The set-up is as follows: Milan K. is the teenage son of noble oligarch Mikhail Khodorov, standing in for the less noble real life (ex-)oligarch Mikhail Khodorovsky who was famously imprisoned by the Putin regime for doing bad things lots of other, more loyal, oligarchs also did in the 1990s and yet for which they were, mysteriously, never punished. When Khodorov is locked up in prison and his family wiped out by Putin analogue President Palin (yes, I know… groan) young Milan K. has to go on the run, aided only by his loyal bodyguard. His goal is to get some cash his father squirreled away for him, and then return to take down the nefarious President Palin. Along the way he has many scrapes with death, travels to foreign lands, enjoys some romantic encounters with beautiful ladies and learns a thing of two about what a dark place the world can be.
On the face of it, Milan K. Part One: The Teenage Years is a pretty straight European adventure comic of the sort you don’t often see in the UK or US, where superheroes and science fiction have dominated the mainstream for decades. Indeed it reminded me of Largo Winch: The Heir Apparent, a French film I have seen which is in turn based on a very successful BD series I haven’t read. In that story, another highly talented scion of a billionaire does battle with nefarious types to retain control of his fortune and defeat some unpleasant swine.
However what makes Milan K. really interesting is the way in which it takes real characters and events culled from the newspapers and represents them in cartoon form. In particular, on page 107 there is a drawing of a poisoned FSB agent lying in a hospital bed which is directly based on the famous image of the dying Alexander Litvinenko. But Milan K. goes much further and postulates an entire secret organization of noble FSB agents dedicated to bringing down Putin/Palin, none of whom have any ties to shady oligarchs.

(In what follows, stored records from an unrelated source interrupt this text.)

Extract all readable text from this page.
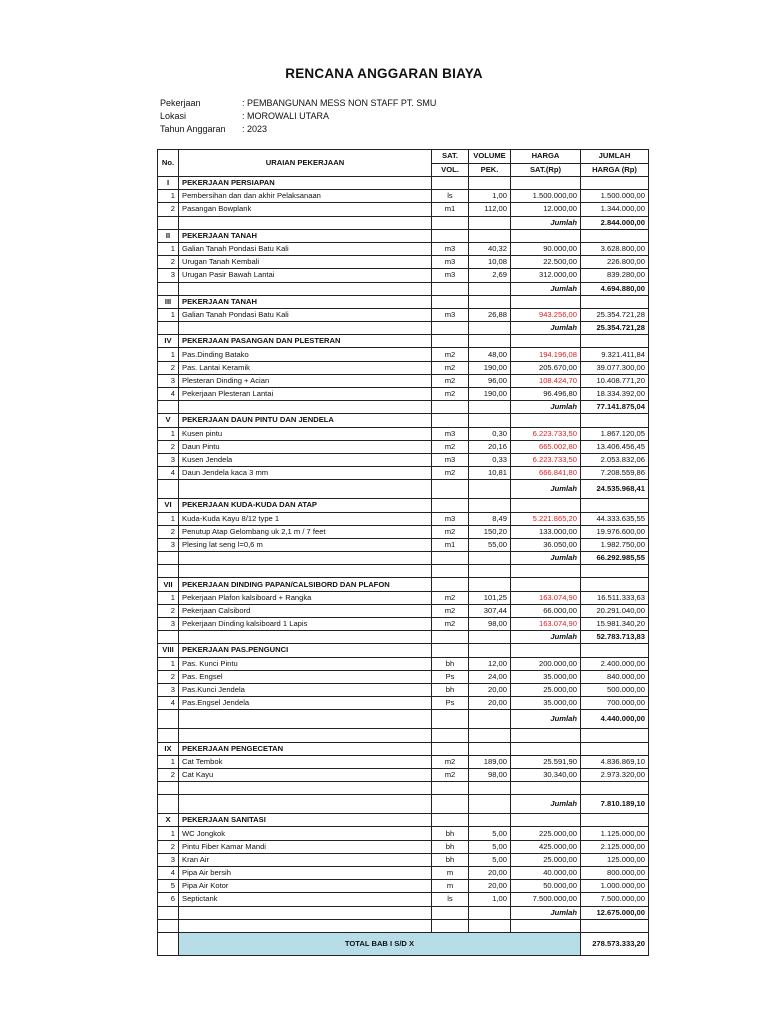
RENCANA ANGGARAN BIAYA
Pekerjaan	: PEMBANGUNAN MESS NON STAFF PT. SMU
Lokasi	: MOROWALI UTARA
Tahun Anggaran : 2023
No.	URAIAN PEKERJAAN	SAT.	VOLUME	HARGA	JUMLAH
		VOL.	PEK.	SAT.(Rp)	HARGA (Rp)
I	PEKERJAAN PERSIAPAN				
1	Pembersihan dan dan akhir Pelaksanaan	ls	1,00	1.500.000,00	1.500.000,00
2	Pasangan Bowplank	m1	112,00	12.000,00	1.344.000,00
				Jumlah	2.844.000,00
II	PEKERJAAN TANAH				
1	Galian Tanah Pondasi Batu Kali	m3	40,32	90.000,00	3.628.800,00
2	Urugan Tanah Kembali	m3	10,08	22.500,00	226.800,00
3	Urugan Pasir Bawah Lantai	m3	2,69	312.000,00	839.280,00
				Jumlah	4.694.880,00
III	PEKERJAAN TANAH				
1	Galian Tanah Pondasi Batu Kali	m3	26,88	943.256,00	25.354.721,28
				Jumlah	25.354.721,28
IV	PEKERJAAN PASANGAN DAN PLESTERAN				
1	Pas.Dinding Batako	m2	48,00	194.196,08	9.321.411,84
2	Pas. Lantai Keramik	m2	190,00	205.670,00	39.077.300,00
3	Plesteran Dinding + Acian	m2	96,00	108.424,70	10.408.771,20
4	Pekerjaan Plesteran Lantai	m2	190,00	96.496,80	18.334.392,00
				Jumlah	77.141.875,04
V	PEKERJAAN DAUN PINTU DAN JENDELA				
1	Kusen pintu	m3	0,30	6.223.733,50	1.867.120,05
2	Daun Pintu	m2	20,16	665.002,80	13.406.456,45
3	Kusen Jendela	m3	0,33	6.223.733,50	2.053.832,06
4	Daun Jendela kaca 3 mm	m2	10,81	666.841,80	7.208.559,86
				Jumlah	24.535.968,41
VI	PEKERJAAN KUDA-KUDA DAN ATAP				
1	Kuda-Kuda Kayu 8/12 type 1	m3	8,49	5.221.865,20	44.333.635,55
2	Penutup Atap Gelombang uk 2,1 m / 7 feet	m2	150,20	133.000,00	19.976.600,00
3	Plesing lat seng l=0,6 m	m1	55,00	36.050,00	1.982.750,00
				Jumlah	66.292.985,55

VII	PEKERJAAN DINDING PAPAN/CALSIBORD DAN PLAFON				
1	Pekerjaan Plafon kalsiboard + Rangka	m2	101,25	163.074,90	16.511.333,63
2	Pekerjaan Calsibord	m2	307,44	66.000,00	20.291.040,00
3	Pekerjaan Dinding kalsiboard 1 Lapis	m2	98,00	163.074,90	15.981.340,20
				Jumlah	52.783.713,83
VIII	PEKERJAAN PAS.PENGUNCI				
1	Pas. Kunci Pintu	bh	12,00	200.000,00	2.400.000,00
2	Pas. Engsel	Ps	24,00	35.000,00	840.000,00
3	Pas.Kunci Jendela	bh	20,00	25.000,00	500.000,00
4	Pas.Engsel Jendela	Ps	20,00	35.000,00	700.000,00
				Jumlah	4.440.000,00

IX	PEKERJAAN PENGECETAN				
1	Cat Tembok	m2	189,00	25.591,90	4.836.869,10
2	Cat Kayu	m2	98,00	30.340,00	2.973.320,00

				Jumlah	7.810.189,10
X	PEKERJAAN SANITASI				
1	WC Jongkok	bh	5,00	225.000,00	1.125.000,00
2	Pintu Fiber Kamar Mandi	bh	5,00	425.000,00	2.125.000,00
3	Kran Air	bh	5,00	25.000,00	125.000,00
4	Pipa Air bersih	m	20,00	40.000,00	800.000,00
5	Pipa Air Kotor	m	20,00	50.000,00	1.000.000,00
6	Septictank	ls	1,00	7.500.000,00	7.500.000,00
				Jumlah	12.675.000,00

	TOTAL BAB I S/D X				278.573.333,20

Plausible? Only in an adventure comic. However it’s that implausibility which is fascinating- this after all is a trope that actually originated in media coverage of deadly serious news events.
Another media trope which the book takes quite literally is Putin = gangster. Of course we have been confronted with multiple Putins over the years: sometimes we are told he is a mafia don, other times that he is Stalin or Hitler, or best of all a beefcake male model posing with a tiger cub. None of these Putins is very plausible; they are all grotesque exaggerations or fairly useless simplifications. Milan K. however inadvertently makes clear how implausible attempts to paint Putin as merely da capo really are: this foul-mouthed, foul-tempered thug is so obviously unsuited to serve as the leader of a vast and complex state that the creators have to posit a mysterious eminence grise who is giving him orders and guidance. Me, I don’t think Putin takes orders from anybody.
This is not to say that Putin is a lovely man; of course he isn’t – but simplifications can be misleading; indeed as Milan K. shows, even in a comic book it doesn’t really work. Alas, these are the simplifications our leaders and assorted media deep thinkers live by – which may go some way to explaining why the real Putin, who is rather more complex, keeps more or less getting his way.